The approximately 415 unionized workers will get health benefits until May 31, Lugdon said.
“The extension will allow people to get major surgeries that they had scheduled taken care of,” Lugdon said. “People who have maintenance needs, like diabetics, will have time to make other arrangements, and it [the extension] covers all of them against any health care calamities that might occur over the next 30 days.”
Representatives from at least three unions began negotiating for extra benefits and a closure agreement shortly after April 8, when Meriturn Partners LLC announced that it would drop efforts to buy from Brookfield the Main Street and Millinocket paper mills for $1 due to a failure to secure conditions the San Francisco investor thought necessary to the purchase and because key East Millinocket mill customers had begun searching for new suppliers.
The East Millinocket mill closed April 1, idling as many as 450 unionized and nonunion workers.

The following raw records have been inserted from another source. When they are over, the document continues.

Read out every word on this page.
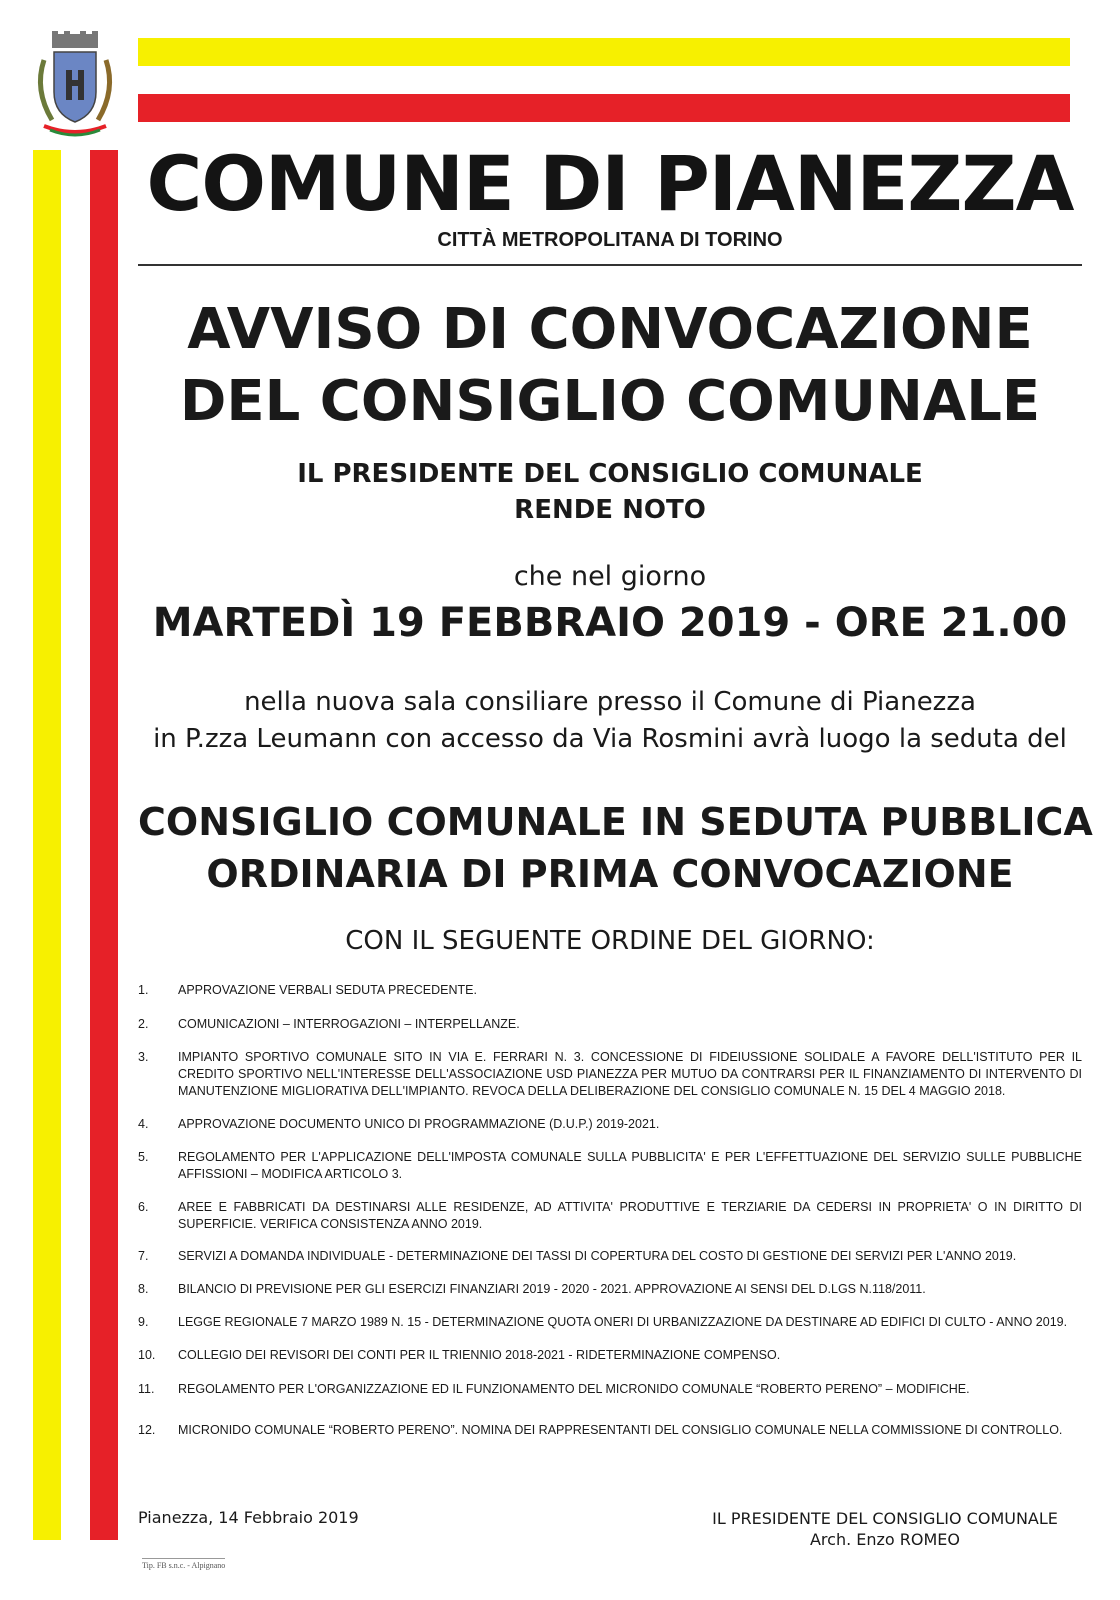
COMUNE DI PIANEZZA
CITTÀ METROPOLITANA DI TORINO
AVVISO DI CONVOCAZIONE
DEL CONSIGLIO COMUNALE
IL PRESIDENTE DEL CONSIGLIO COMUNALE
RENDE NOTO
che nel giorno
MARTEDÌ 19 FEBBRAIO 2019 - ORE 21.00
nella nuova sala consiliare presso il Comune di Pianezza
in P.zza Leumann con accesso da Via Rosmini avrà luogo la seduta del
CONSIGLIO COMUNALE IN SEDUTA PUBBLICA
ORDINARIA DI PRIMA CONVOCAZIONE
CON IL SEGUENTE ORDINE DEL GIORNO:
1.	APPROVAZIONE VERBALI SEDUTA PRECEDENTE.
2.	COMUNICAZIONI – INTERROGAZIONI – INTERPELLANZE.
3.	IMPIANTO SPORTIVO COMUNALE SITO IN VIA E. FERRARI N. 3. CONCESSIONE DI FIDEIUSSIONE SOLIDALE A FAVORE DELL'ISTITUTO PER IL CREDITO SPORTIVO NELL'INTERESSE DELL'ASSOCIAZIONE USD PIANEZZA PER MUTUO DA CONTRARSI PER IL FINANZIAMENTO DI INTERVENTO DI MANUTENZIONE MIGLIORATIVA DELL'IMPIANTO. REVOCA DELLA DELIBERAZIONE DEL CONSIGLIO COMUNALE N. 15 DEL 4 MAGGIO 2018.
4.	APPROVAZIONE DOCUMENTO UNICO DI PROGRAMMAZIONE (D.U.P.) 2019-2021.
5.	REGOLAMENTO PER L'APPLICAZIONE DELL'IMPOSTA COMUNALE SULLA PUBBLICITA' E PER L'EFFETTUAZIONE DEL SERVIZIO SULLE PUBBLICHE AFFISSIONI – MODIFICA ARTICOLO 3.
6.	AREE E FABBRICATI DA DESTINARSI ALLE RESIDENZE, AD ATTIVITA' PRODUTTIVE E TERZIARIE DA CEDERSI IN PROPRIETA' O IN DIRITTO DI SUPERFICIE. VERIFICA CONSISTENZA ANNO 2019.
7.	SERVIZI A DOMANDA INDIVIDUALE - DETERMINAZIONE DEI TASSI DI COPERTURA DEL COSTO DI GESTIONE DEI SERVIZI PER L'ANNO 2019.
8.	BILANCIO DI PREVISIONE PER GLI ESERCIZI FINANZIARI 2019 - 2020 - 2021. APPROVAZIONE AI SENSI DEL D.LGS N.118/2011.
9.	LEGGE REGIONALE 7 MARZO 1989 N. 15 - DETERMINAZIONE QUOTA ONERI DI URBANIZZAZIONE DA DESTINARE AD EDIFICI DI CULTO - ANNO 2019.
10.	COLLEGIO DEI REVISORI DEI CONTI PER IL TRIENNIO 2018-2021 - RIDETERMINAZIONE COMPENSO.
11.	REGOLAMENTO PER L'ORGANIZZAZIONE ED IL FUNZIONAMENTO DEL MICRONIDO COMUNALE “ROBERTO PERENO” – MODIFICHE.
12.	MICRONIDO COMUNALE “ROBERTO PERENO”. NOMINA DEI RAPPRESENTANTI DEL CONSIGLIO COMUNALE NELLA COMMISSIONE DI CONTROLLO.
Pianezza, 14 Febbraio 2019	IL PRESIDENTE DEL CONSIGLIO COMUNALE
Arch. Enzo ROMEO
Tip. FB s.n.c. - Alpignano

Millinocket’s mill closed in September 2008.
East Millinocket workers are owed one more paycheck before they will begin receiving unemployment aid and other benefits, Lugdon said. They also will receive $3,000 to $12,000 in severance pay depending on their positions, seniority and other factors.
The unions’ contracts also have been extended to June 15, which means that Katahdin Paper Co. LLC, a Brookfield subsidiary that owns the mills, will not subcontract to other workers and that workers will have recall rights — rights to reclaim their jobs should a new mill owner materialize, Lugdon said.
Lugdon said he hoped another buyer would come forward, but had no idea whether this would occur. Brookfield agreed on Friday not to begin decommissioning the mills for 90 days to help local and state officials find another buyer.
“We continue to work as diligently as we know to get these mills restarted,” Lugdon said of the unions. “We have an area of the state here that is very depressed and people need these jobs. There are not many jobs out there for them. We are working as hard as we can.”